Artigo: Padrões privados e comércio internacional
Orlando Monteiro da Silva*
O comércio internacional está muito regulado na atualidade. Com a criação da Organização Mundial do Comércio (OMC), em 1995, os países membros tiveram que aderir às normas não tarifárias dos Acordos de Barreiras Técnicas (TBT) e de Medidas Sanitárias e Fitossanitárias (SPS). Como os próprios nomes indicam, tais acordos ditam padrões técnicos e sanitários aos produtos, que as empresas exportadoras devem adotar, se o objetivo é acessar os mercados dos outros países membros. A adoção de normas e regulamentos técnicos e o controle de doenças e pragas transmissíveis aos humanos, animais e plantas beneficiou em muito o comércio, principalmente, por transmitir confiança aos consumidores na aquisição de produtos padronizados e mais seguros.
Usualmente, as normas técnicas, sanitárias e fitossanitárias são emitidas por órgãos governamentais dos países (INMETRO, ANVISA e MAPA, no caso do Brasil) e repassadas aos parceiros comerciais por meio de notificações a OMC. Acontece que, além dessas medidas públicas, existem também as medidas ou padrões privados, que englobam quaisquer requerimentos ou condições estabelecidas por entidades não governamentais, incluindo varejistas, atacadistas, associações nacionais de produtores ou grupos da sociedade civil. Como exemplos, pode-se citar o requerimento por uma rede de lanchonetes de que a carne utilizada em seu hamburguer seja originária de boi-verde (alimentado somente por capim), ou, por uma cadeia de móveis de madeira, de vender produtos certificados com origem em florestas plantadas.
Os padrões privados já existem há bastante tempo e tem sido utilizados para diferenciar a qualidade dos produtos (ex: produtos orgânicos) ou a preferência dos consumidores (ex: práticas de comércio justo – fair trade). Contudo, eles proliferaram, principalmente, com a adoção do Food Safety Act, lei de 1990 da Inglaterra, que estabeleceu que as empresas do setor de alimentos, seriam responsabilizadas pela segurança dos produtos que fornecessem aos consumidores. Na União Europeia, um aperto na legislação relativa aos resíduos de pesticidas na horticultura e os escândalos na segurança alimentar, com o “mal da vaca louca”, minaram a confiança dos consumidores e levaram a criação da General Food Law, que também colocou a responsabilidade legal primária de garantir a segurança alimentar nos operadores das empresas do setor de alimentos. A resposta imediata dos varejistas foi aumentar o monitoramento e o controle sobre as cadeias de suprimento, levando as empresas a criarem seus próprios padrões (Red Tractor, EUREPGAP, Tesco Nature Choice, etc). Ressalta-se que, além do foco na segurança alimentar, esses padrões frequentemente incluem questões relevantes para a imagem da marca ou empresa, tais como o impacto sobre o meio ambiente, o bem-estar dos animais ou as condições de trabalho.

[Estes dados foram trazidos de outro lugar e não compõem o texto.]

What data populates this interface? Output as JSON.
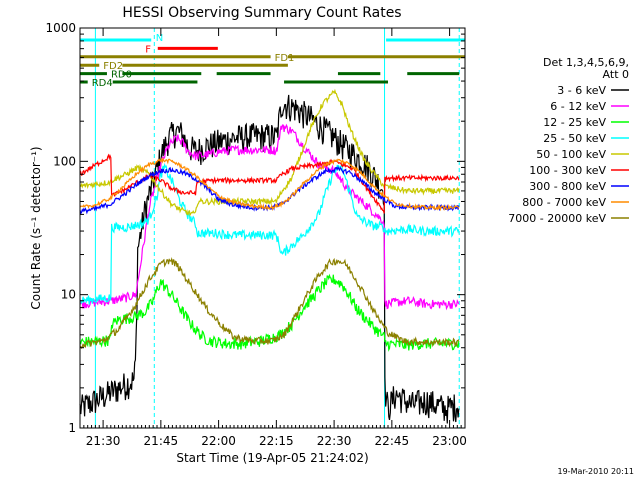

É fato que os padrões privados ajudam os produtores a melhorar a qualidade dos seus produtos para atender os mercados mais exigentes de alta renda. No entanto, eles são muito mais restritivos e prescritivos do que os requerimentos oficiais de importação aumentando os custos de transação, pela imposição de processos produtivos mais rigorosos e com custos maiores de adequação e inspeção. A grande preocupação é que os pequenos produtores dos países menos desenvolvidos estejam sendo excluídos das cadeias de suprimento de alto valor dos países ricos, não só pelos custos mais altos, mas também, pelo pequeno poder de barganha, quando comparado ao dos grandes produtores e das empresas multinacionais.
*Professor Titular da UFV.
Mestrado em 1979 pela UFV e Doutorado em 1990 pela North Carolina State University. Atua em barreiras não alfandegárias e comércio internacional, demanda e interdependência de mercados, métodos quantitativos em economia e comércio internacional de commodities agrícolas.